The end of 2023 has seen several large deals, even on Friday with Bristol Myers Squibb’s (NYSE:BMY) planned $14 billion purchase of Karuna Therapeutics (NASDAQ:KRTX). The Karuna acquisition came just weeks after Abbvie (ABBV) agreed to buy Cerevel Therapeutics (CERE) for $8.7 billion and Abbvie (ABBV) agreed to plunk down $10.1 billion for drugmaker ImmunoGen (IMGN). Nippon Steel (OTCPK:NISTF) also agreed to buy US Steel (X) for $14 billion on Monday.
Other notable deals in recent months include some of the biggest of the year, centered in the oil patch, including Exxon Mobil’s (XOM) planned $60 billion acquisition of Pioneer Natural Resources (PXD) and Chevron’s (CVX) purchase of Hess Corp. (HES) for $53 billion.
As of earlier this month, the value of M&A and related transactions was down about a quarter this year to $2.7 trillion, according to data compiled by Bloomberg, which would be the lowest total since 2013, the last time that deal values didn’t exceed $3 trillion in a year.
M&A in the semiconductor space as well as cybersecurity is likely to pick up in 2024, according to Laurence Braham, UBS global co-head of technology investment banking.

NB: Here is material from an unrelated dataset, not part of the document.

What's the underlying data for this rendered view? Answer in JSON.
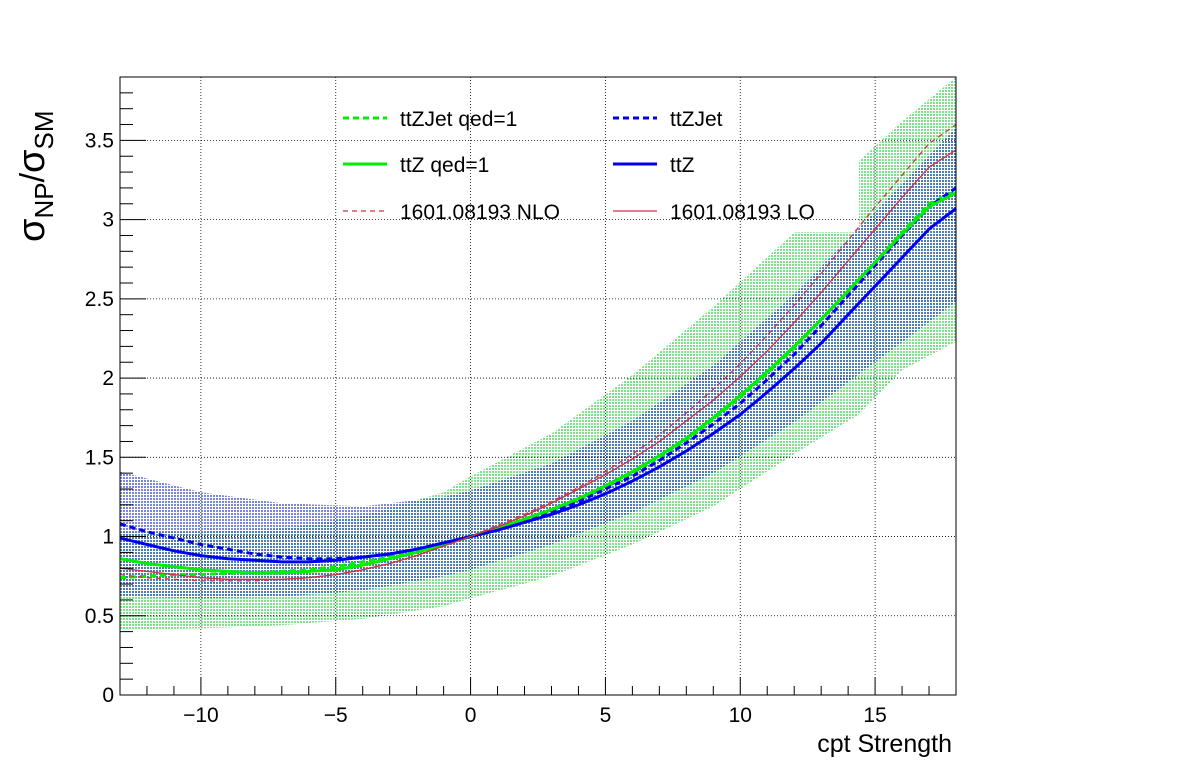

Some companies “that have not been too active in M&A likely have resources and the appetite to look at things as we move into 2024 as they get more comfortable with their businesses,” Braham said. “We are seeing thematically that cyber security is a particularly exciting area within the software ecosystem. We expect deal activity to pick up there.”
He explained that while there has been tension on the trade front between China and the U.S., that may be easing as far as potential deals are concerned.
“There is also a recent sense that sentiment is changing on that front as well, as China is looking to attract more foreign investment,” Braham said at the UBS Americas Capital Markets and M&A Media Roundtable earlier this month. “I would expect more activity to happen in the semi-space.”
Private equity firms, flush with $2.6 trillion in “dry powder,” are expected to be more active in M&A in 2024. Buyout firms spent 36% less on acquisitions this year, compared to last year, hampered by issues with getting debt financing and disagreements with sellers over price, according to Bloomberg.
“Given LPs are really craving capital return, given that there are huge amounts of liquidity sloshing around in the PE and sponsor world, I would expect things to pick up in 2024,” UBS’s Braham said. “Expect sponsor activity to pick up fairly materially into 2024.”
Consulting firm PwC agrees that dealmaking may see an increase in 2024.
“Valuation gaps between sellers and buyers also seem to be closing for all but the largest deals, providing another reason for optimism that dealmaking could pick up in 2024,” the consulting firm wrote in its US Deals 2024 outlook.